Q7: How do you optimize telemetry costs?
8. Best Practices
Structured Logging
Correlation IDs
Sample High-Volume Data
Monitor SLIs/SLOs
Alert Runbooks
Test Observability
9. Key Takeaways
Three Pillars
Distributed Tracing
KQL is Essential
Golden Signals
Smart Alerts
Cost Optimization
Interview Deep-Dive
Checkout conversion drops 40% but no alerts fire. CPU, memory, and error rates look normal. How do you diagnose this?
Checkout conversion drops 40% but no alerts fire. CPU, memory, and error rates look normal. How do you diagnose this?
- Why monitoring missed it: CPU, memory, and 500 error rates are infrastructure metrics. A conversion drop is a business metric — the app is technically working but something is wrong with user experience.
- Diagnosis: Open Application Map for dependency latency. Check Performance blade for /checkout P95 response time — if it jumped from 800ms to 4 seconds, users abandon due to slowness (200 OK response, but slow). Use distributed tracing to find which dependency call is the bottleneck. Check Failures blade for dependency 429s (rate limiting) causing retries.
- The likely culprit: A third-party dependency (payment gateway, fraud detection) responding slowly. Application Insights dependency tracking shows exact call, latency, and success rate.
- What was missing: No alerts on business KPIs. Create custom metrics tracking checkout start vs order confirmation events. Alert when conversion drops 20% vs same hour last week.
Your Application Insights bill jumped from $500 to $8,000/month. How do you reduce it without losing critical observability?
Your Application Insights bill jumped from $500 to $8,000/month.
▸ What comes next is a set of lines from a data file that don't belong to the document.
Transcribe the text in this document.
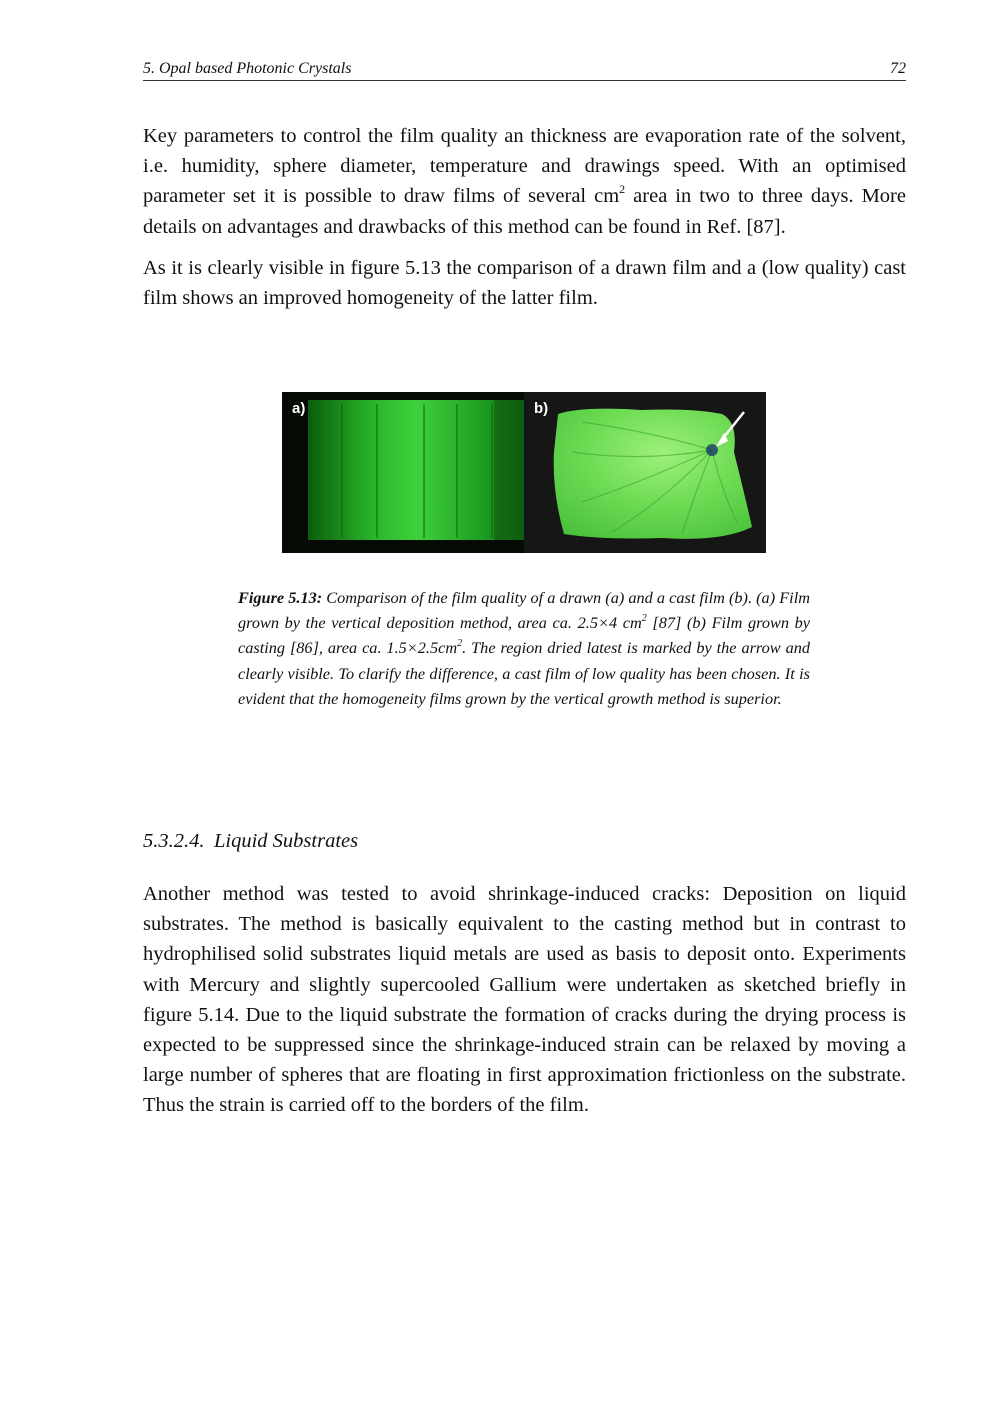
5. Opal based Photonic Crystals	72

Key parameters to control the film quality an thickness are evaporation rate of the solvent, i.e. humidity, sphere diameter, temperature and drawings speed. With an optimised parameter set it is possible to draw films of several $cm^2$ area in two to three days. More details on advantages and drawbacks of this method can be found in Ref. [87].

As it is clearly visible in figure 5.13 the comparison of a drawn film and a (low quality) cast film shows an improved homogeneity of the latter film.

a)	b)

Figure 5.13: Comparison of the film quality of a drawn (a) and a cast film (b). (a) Film grown by the vertical deposition method, area ca. 2.5×4 $cm^2$ [87] (b) Film grown by casting [86], area ca. $1.5\times 2.5cm^2$. The region dried latest is marked by the arrow and clearly visible. To clarify the difference, a cast film of low quality has been chosen. It is evident that the homogeneity films grown by the vertical growth method is superior.

5.3.2.4. Liquid Substrates

Another method was tested to avoid shrinkage-induced cracks: Deposition on liquid substrates. The method is basically equivalent to the casting method but in contrast to hydrophilised solid substrates liquid metals are used as basis to deposit onto. Experiments with Mercury and slightly supercooled Gallium were undertaken as sketched briefly in figure 5.14. Due to the liquid substrate the formation of cracks during the drying process is expected to be suppressed since the shrinkage-induced strain can be relaxed by moving a large number of spheres that are floating in first approximation frictionless on the substrate. Thus the strain is carried off to the borders of the film.
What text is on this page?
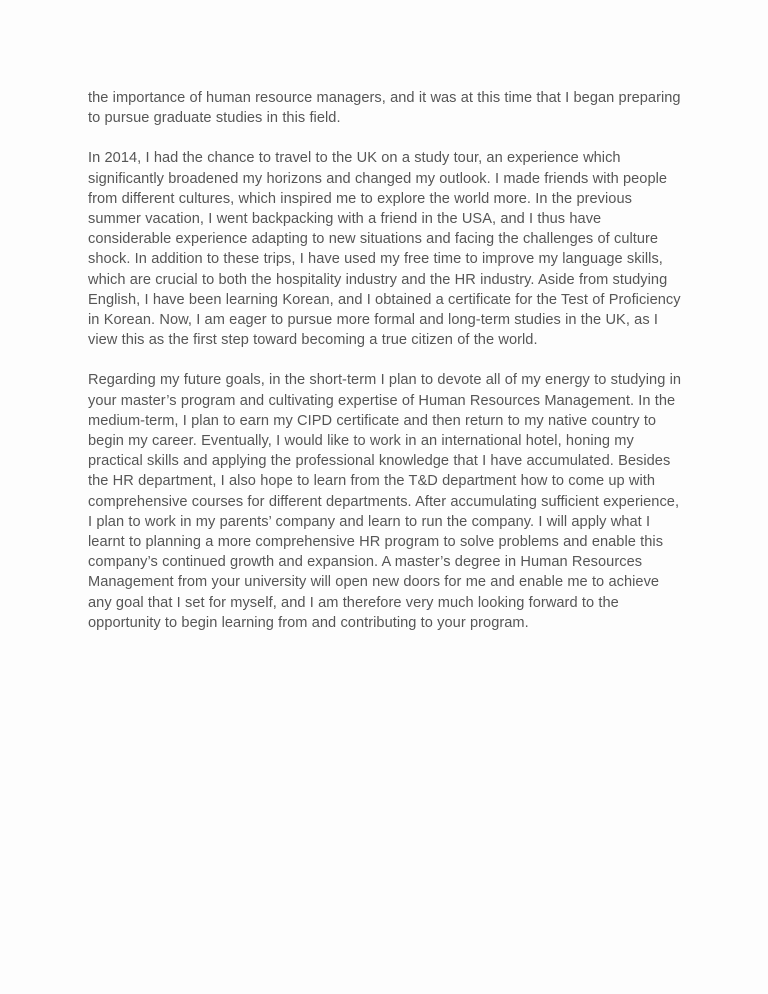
the importance of human resource managers, and it was at this time that I began preparing to pursue graduate studies in this field.

In 2014, I had the chance to travel to the UK on a study tour, an experience which significantly broadened my horizons and changed my outlook. I made friends with people from different cultures, which inspired me to explore the world more. In the previous summer vacation, I went backpacking with a friend in the USA, and I thus have considerable experience adapting to new situations and facing the challenges of culture shock. In addition to these trips, I have used my free time to improve my language skills, which are crucial to both the hospitality industry and the HR industry. Aside from studying English, I have been learning Korean, and I obtained a certificate for the Test of Proficiency in Korean. Now, I am eager to pursue more formal and long-term studies in the UK, as I view this as the first step toward becoming a true citizen of the world.

Regarding my future goals, in the short-term I plan to devote all of my energy to studying in your master’s program and cultivating expertise of Human Resources Management. In the medium-term, I plan to earn my CIPD certificate and then return to my native country to begin my career. Eventually, I would like to work in an international hotel, honing my practical skills and applying the professional knowledge that I have accumulated. Besides the HR department, I also hope to learn from the T&D department how to come up with comprehensive courses for different departments. After accumulating sufficient experience, I plan to work in my parents’ company and learn to run the company. I will apply what I learnt to planning a more comprehensive HR program to solve problems and enable this company’s continued growth and expansion. A master’s degree in Human Resources Management from your university will open new doors for me and enable me to achieve any goal that I set for myself, and I am therefore very much looking forward to the opportunity to begin learning from and contributing to your program.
How do you reduce it without losing critical observability?
- What happened: Ingestion went from ~185 GB to ~2,900 GB/month at $2.76/GB. Common causes: verbose DEBUG logging in production, trace telemetry for every request, dependency tracking logging full SQL queries, or snapshot debugging enabled.
- Immediate fix: Enable adaptive sampling (1-in-5 requests, 80% cost reduction while preserving statistical accuracy). Set daily cap to 200 GB to prevent runaway costs.
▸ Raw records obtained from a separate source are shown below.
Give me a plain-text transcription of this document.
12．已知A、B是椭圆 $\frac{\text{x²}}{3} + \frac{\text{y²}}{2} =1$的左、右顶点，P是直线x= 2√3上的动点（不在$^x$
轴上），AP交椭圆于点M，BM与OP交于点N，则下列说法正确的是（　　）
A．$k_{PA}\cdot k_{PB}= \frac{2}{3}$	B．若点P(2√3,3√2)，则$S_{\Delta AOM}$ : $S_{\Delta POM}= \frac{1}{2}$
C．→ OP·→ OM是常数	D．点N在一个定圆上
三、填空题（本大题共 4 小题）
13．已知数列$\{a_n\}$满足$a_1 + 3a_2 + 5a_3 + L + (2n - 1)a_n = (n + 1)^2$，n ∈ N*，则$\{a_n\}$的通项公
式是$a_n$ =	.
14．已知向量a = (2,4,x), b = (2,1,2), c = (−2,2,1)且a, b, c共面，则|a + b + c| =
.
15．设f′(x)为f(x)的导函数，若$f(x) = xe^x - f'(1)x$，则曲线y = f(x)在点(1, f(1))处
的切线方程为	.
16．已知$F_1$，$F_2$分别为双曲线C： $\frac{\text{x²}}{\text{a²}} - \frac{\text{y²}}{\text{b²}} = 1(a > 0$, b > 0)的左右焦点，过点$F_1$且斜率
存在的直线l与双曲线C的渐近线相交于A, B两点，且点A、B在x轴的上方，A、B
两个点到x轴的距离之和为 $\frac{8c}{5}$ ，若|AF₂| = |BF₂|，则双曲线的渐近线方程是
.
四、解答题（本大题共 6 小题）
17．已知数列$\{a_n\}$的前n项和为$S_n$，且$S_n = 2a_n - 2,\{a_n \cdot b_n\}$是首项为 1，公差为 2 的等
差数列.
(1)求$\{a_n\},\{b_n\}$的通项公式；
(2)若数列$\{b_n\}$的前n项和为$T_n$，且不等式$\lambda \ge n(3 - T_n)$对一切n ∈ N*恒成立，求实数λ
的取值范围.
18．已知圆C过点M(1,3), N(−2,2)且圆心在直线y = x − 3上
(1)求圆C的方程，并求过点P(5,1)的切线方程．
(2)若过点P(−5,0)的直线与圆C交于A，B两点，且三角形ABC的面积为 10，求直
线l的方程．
- Medium-term: Use “Usage and estimated costs” blade to find which telemetry type is largest. Filter out health check endpoints with TelemetryProcessors. Move verbose logs to separate workspace with 7-day retention.
- Never cut: Distributed tracing and exception tracking. A 1-hour outage costs $50K+ for most e-commerce sites — far more than monthly telemetry costs.
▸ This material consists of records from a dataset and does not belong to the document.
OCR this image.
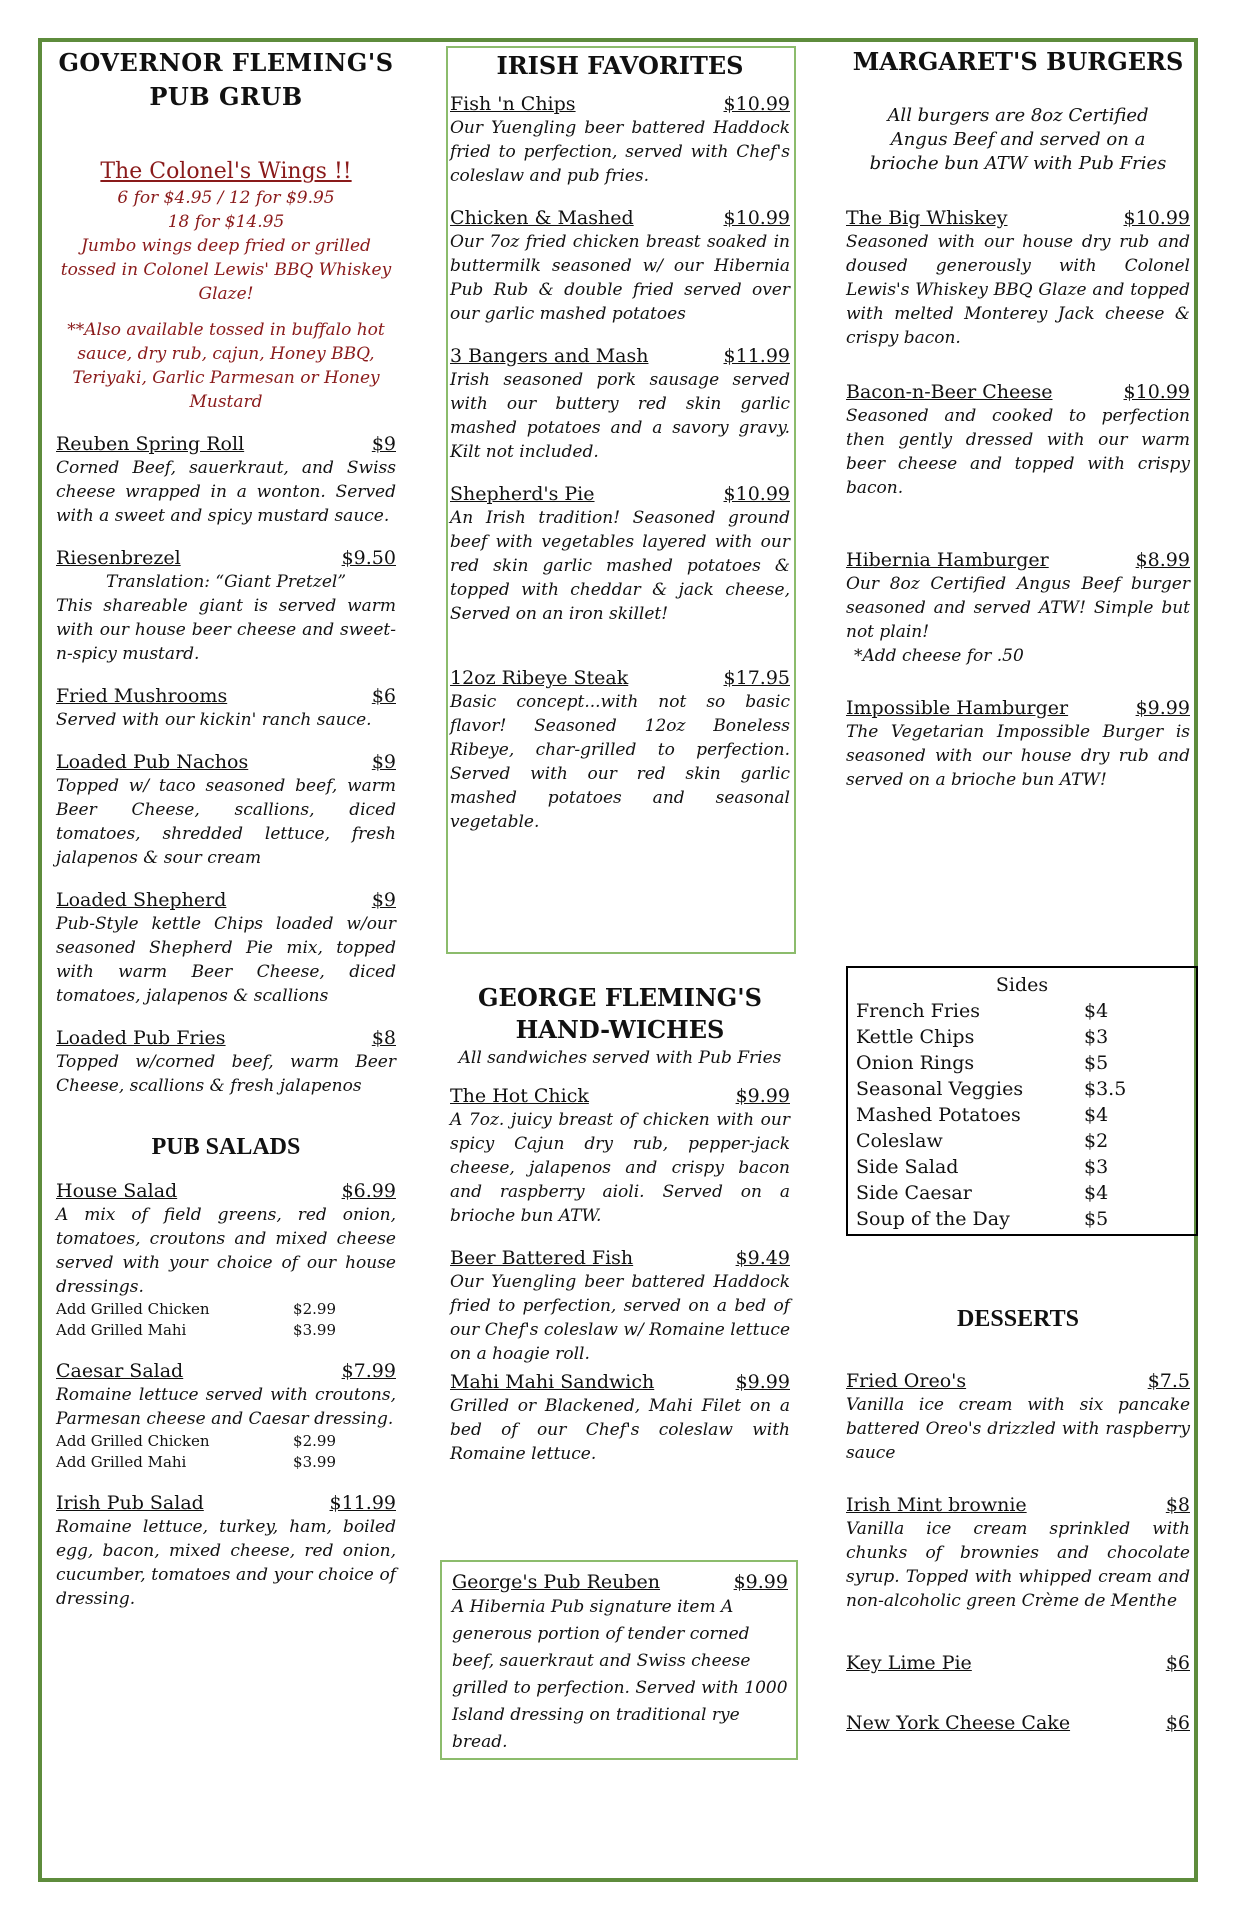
GOVERNOR FLEMING'S PUB GRUB
The Colonel's Wings !!
6 for $4.95 / 12 for $9.95
18 for $14.95
Jumbo wings deep fried or grilled tossed in Colonel Lewis' BBQ Whiskey Glaze!
**Also available tossed in buffalo hot sauce, dry rub, cajun, Honey BBQ, Teriyaki, Garlic Parmesan or Honey Mustard
Reuben Spring Roll	$9
Corned Beef, sauerkraut, and Swiss cheese wrapped in a wonton. Served with a sweet and spicy mustard sauce.
Riesenbrezel	$9.50
Translation: “Giant Pretzel”
This shareable giant is served warm with our house beer cheese and sweet-n-spicy mustard.
Fried Mushrooms	$6
Served with our kickin' ranch sauce.
Loaded Pub Nachos	$9
Topped w/ taco seasoned beef, warm Beer Cheese, scallions, diced tomatoes, shredded lettuce, fresh jalapenos & sour cream
Loaded Shepherd	$9
Pub-Style kettle Chips loaded w/our seasoned Shepherd Pie mix, topped with warm Beer Cheese, diced tomatoes, jalapenos & scallions
Loaded Pub Fries	$8
Topped w/corned beef, warm Beer Cheese, scallions & fresh jalapenos
PUB SALADS
House Salad	$6.99
A mix of field greens, red onion, tomatoes, croutons and mixed cheese served with your choice of our house dressings.
Add Grilled Chicken	$2.99
Add Grilled Mahi	$3.99
Caesar Salad	$7.99
Romaine lettuce served with croutons, Parmesan cheese and Caesar dressing.
Add Grilled Chicken	$2.99
Add Grilled Mahi	$3.99
Irish Pub Salad	$11.99
Romaine lettuce, turkey, ham, boiled egg, bacon, mixed cheese, red onion, cucumber, tomatoes and your choice of dressing.
IRISH FAVORITES
Fish 'n Chips	$10.99
Our Yuengling beer battered Haddock fried to perfection, served with Chef's coleslaw and pub fries.
Chicken & Mashed	$10.99
Our 7oz fried chicken breast soaked in buttermilk seasoned w/ our Hibernia Pub Rub & double fried served over our garlic mashed potatoes
3 Bangers and Mash	$11.99
Irish seasoned pork sausage served with our buttery red skin garlic mashed potatoes and a savory gravy. Kilt not included.
Shepherd's Pie	$10.99
An Irish tradition! Seasoned ground beef with vegetables layered with our red skin garlic mashed potatoes & topped with cheddar & jack cheese, Served on an iron skillet!
12oz Ribeye Steak	$17.95
Basic concept...with not so basic flavor! Seasoned 12oz Boneless Ribeye, char-grilled to perfection. Served with our red skin garlic mashed potatoes and seasonal vegetable.
GEORGE FLEMING'S
HAND-WICHES
All sandwiches served with Pub Fries
The Hot Chick	$9.99
A 7oz. juicy breast of chicken with our spicy Cajun dry rub, pepper-jack cheese, jalapenos and crispy bacon and raspberry aioli. Served on a brioche bun ATW.
Beer Battered Fish	$9.49
Our Yuengling beer battered Haddock fried to perfection, served on a bed of our Chef's coleslaw w/ Romaine lettuce on a hoagie roll.
Mahi Mahi Sandwich	$9.99
Grilled or Blackened, Mahi Filet on a bed of our Chef's coleslaw with Romaine lettuce.
George's Pub Reuben	$9.99
A Hibernia Pub signature item A generous portion of tender corned beef, sauerkraut and Swiss cheese grilled to perfection. Served with 1000 Island dressing on traditional rye bread.
MARGARET'S BURGERS
All burgers are 8oz Certified Angus Beef and served on a brioche bun ATW with Pub Fries
The Big Whiskey	$10.99
Seasoned with our house dry rub and doused generously with Colonel Lewis's Whiskey BBQ Glaze and topped with melted Monterey Jack cheese & crispy bacon.
Bacon-n-Beer Cheese	$10.99
Seasoned and cooked to perfection then gently dressed with our warm beer cheese and topped with crispy bacon.
Hibernia Hamburger	$8.99
Our 8oz Certified Angus Beef burger seasoned and served ATW! Simple but not plain!
*Add cheese for .50
Impossible Hamburger	$9.99
The Vegetarian Impossible Burger is seasoned with our house dry rub and served on a brioche bun ATW!
Sides
French Fries	$4
Kettle Chips	$3
Onion Rings	$5
Seasonal Veggies	$3.5
Mashed Potatoes	$4
Coleslaw	$2
Side Salad	$3
Side Caesar	$4
Soup of the Day	$5
DESSERTS
Fried Oreo's	$7.5
Vanilla ice cream with six pancake battered Oreo's drizzled with raspberry sauce
Irish Mint brownie	$8
Vanilla ice cream sprinkled with chunks of brownies and chocolate syrup. Topped with whipped cream and non-alcoholic green Crème de Menthe
Key Lime Pie	$6
New York Cheese Cake	$6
A user says checkout is slow but your API returns 200 OK in 300ms. Where is the problem?
A user says checkout is slow but your API returns 200 OK in 300ms. Where is the problem?
- The disconnect: Server measures 300ms. User experiences: DNS (50ms) + TCP (100ms) + TLS (100ms) + TTFB (300ms) + download (200ms) + JS rendering (2s) + third-party scripts (analytics, chat). Total perceived: 2.75 seconds.
- How distributed tracing reveals this: Application Insights JavaScript SDK captures browser timing. End-to-end trace shows: Browser (2.75s) -> CDN (50ms) -> Front Door (20ms) -> API (300ms). 2 seconds are client-side rendering and third-party scripts.
- The fix: Defer non-critical third-party scripts after checkout. Lazy-load below-fold content. Pre-connect to payment API domain. Reduces perceived time from 2.75s to under 1 second without backend changes.